ここまで、std::vectorの基本的な使い方について解説しましたが、続いてはより高度な機能について紹介します。

イテレータの利用

イテレータとは、コンテナ内の要素を順番にアクセスするためのオブジェクトです。

std::vectorでもイテレータを使用することができます。以下は、イテレータを使用して全要素を出力する例です。

#include <iostream>
#include <vector>

int main() {
    std::vector<int> vec = {1, 2, 3, 4, 5};

    for (auto itr = vec.begin(); itr != vec.end(); ++itr) {
        std::cout << *itr << " ";
    }
    std::cout << std::endl;

    return 0;
}
1 2 3 4 5

上記コードでは、vec.begin()からvec.end()までforループで回しています。また、*itrで現在指している要素を取得しています。

要素のソート

std::vectorでは、要素をソートすることができます。以下は昇順にソートする例です。

#include <iostream>
#include <vector>
#include <algorithm>

int main() {
    std::vector<int> vec = {5, 3, 1, 4, 2};

    std::sort(vec.begin(), vec.end());

    for (auto x : vec) {
        std::cout << x << " ";
    }
    std::cout << std::endl;

    return 0;
}
1 2 3 4 5

上記コードでは、std::sort()関数を使用して昇順にソートしています。また、forループ内では範囲for文を使用して全要素を出力しています。

要素の検索

std::vectorでは、要素を検索することができます。以下は値3が存在するかどうか調べる例です。

#include <iostream>
#include <vector>
#include <algorithm>

int main() {
    std::vector<int> vec = {5, 3, 1, 4, 2};

    auto itr = std::find(vec.begin(), vec.end(), 3);

    if (itr != vec.end()) {
        std::cout << "Found: " << *itr << std::endl;
    } else {
        std::cout << "Not found" << std::endl;
    }

    return 0;
}
Found: 3

上記コードでは、std:find()関数を使用して値3が存在するかどうか調べています。もし見つかった場合はその値を出力し、Not foundと表示されるようになっています。

std::vectorの注意点

std::vectorは、可変長配列を扱うためのSTLコンテナです。しかし、使用する際にはいくつかの注意点があります。

メモリの確保

std::vectorは、要素数が増えるにつれて自動的にメモリを確保します。

しかし、初期状態ではあまり多くのメモリを確保していないため、大量の要素を追加する場合は、メモリの再確保に時間がかかるため、処理性能が大幅に低下します。

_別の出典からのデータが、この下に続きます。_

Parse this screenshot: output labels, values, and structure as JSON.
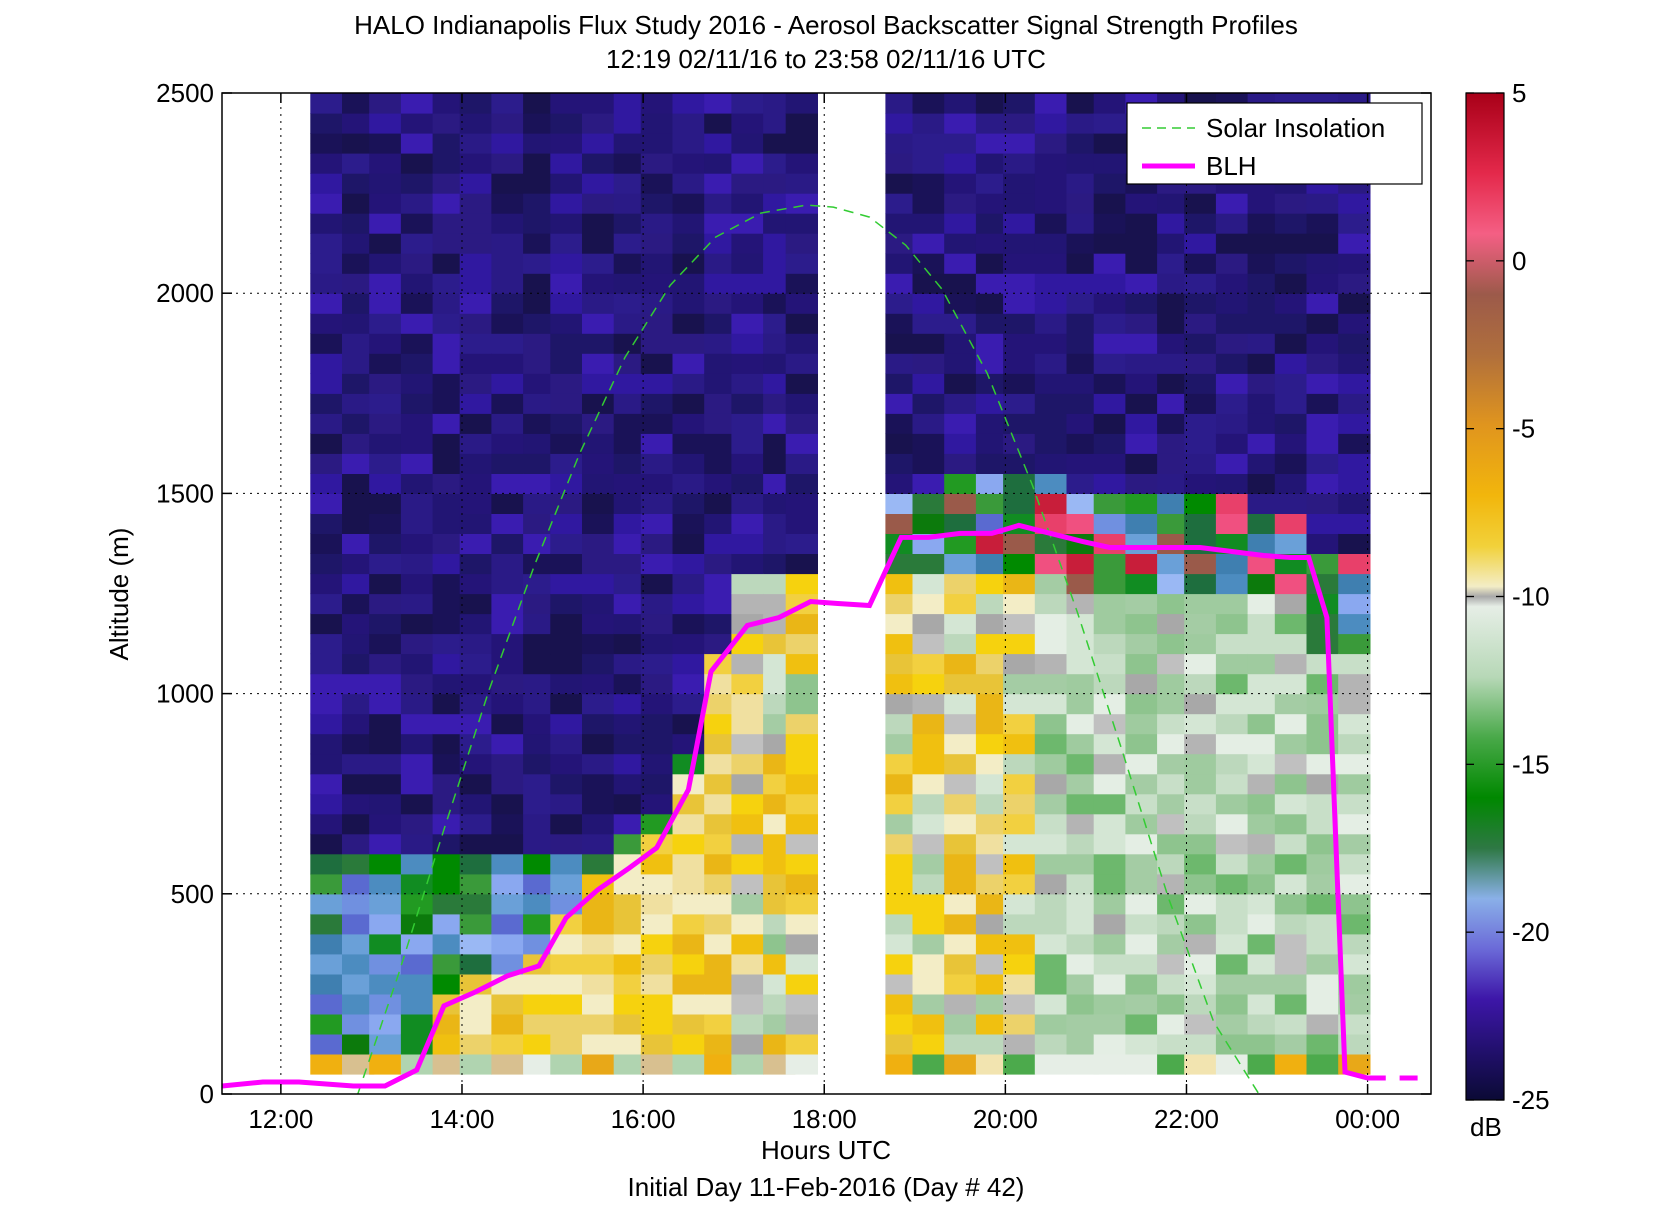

ですが、事前にメモリを確保しておくことで、新たに要素を追加してもメモリの再確保が行われずパフォーナンスを下げずに大量の要素を追加することが可能です。

ですので、事前に必要な要素数を指定してメモリを確保しておくことがおすすめです。

std::vector<int> v(1000); // 要素数1000個分のメモリを事前に確保

//後で変更する場合はresizeメソッドを使う
v.resize(1000000); //100万個分のメモリを事前に確保

要素の削除によるメモリの解放

std::vectorから要素を削除すると、その要素が占めていたメモリ領域は解放されます。

しかし、std::vector自体が確保済みのメモリ領域は解放されません(再利用できるようにするため)。

そのため、大量の要素を削除した後でもメモリ使用量が減らない場合があります。

std::vectorが占有しているメモリのうち、未使用分を解放する場合、resizeメソッドとsizeメソッドを組み合わせることで簡単に行なえます。

std::vector<int> v(1000);

v.resize(v.size()); //現在占有中のメモリ以外を解放する

メモリの再確保を行うため大量のデータを扱う場合は処理が重いですが、無駄に圧迫しているメモリを開放できるので、必要に応じてメモリ解放を行うようにしましょう。

以上が std::vector の注意点です。これらに気を付けて使うことで安全かつ効率的なプログラム作成が可能です。

終わりに

以上が、C++のSTLに含まれるstd::vectorの基本的な使い方や便利な機能、注意点についての解説でした。

std::vectorはC++プログラミングにおいて非常に重要なコンテナであり、上手く活用することで効率的かつ柔軟なプログラムを作成することが出来ます。

是非この記事を参考にして、自分自身のプログラミングスキル向上に役立ててください。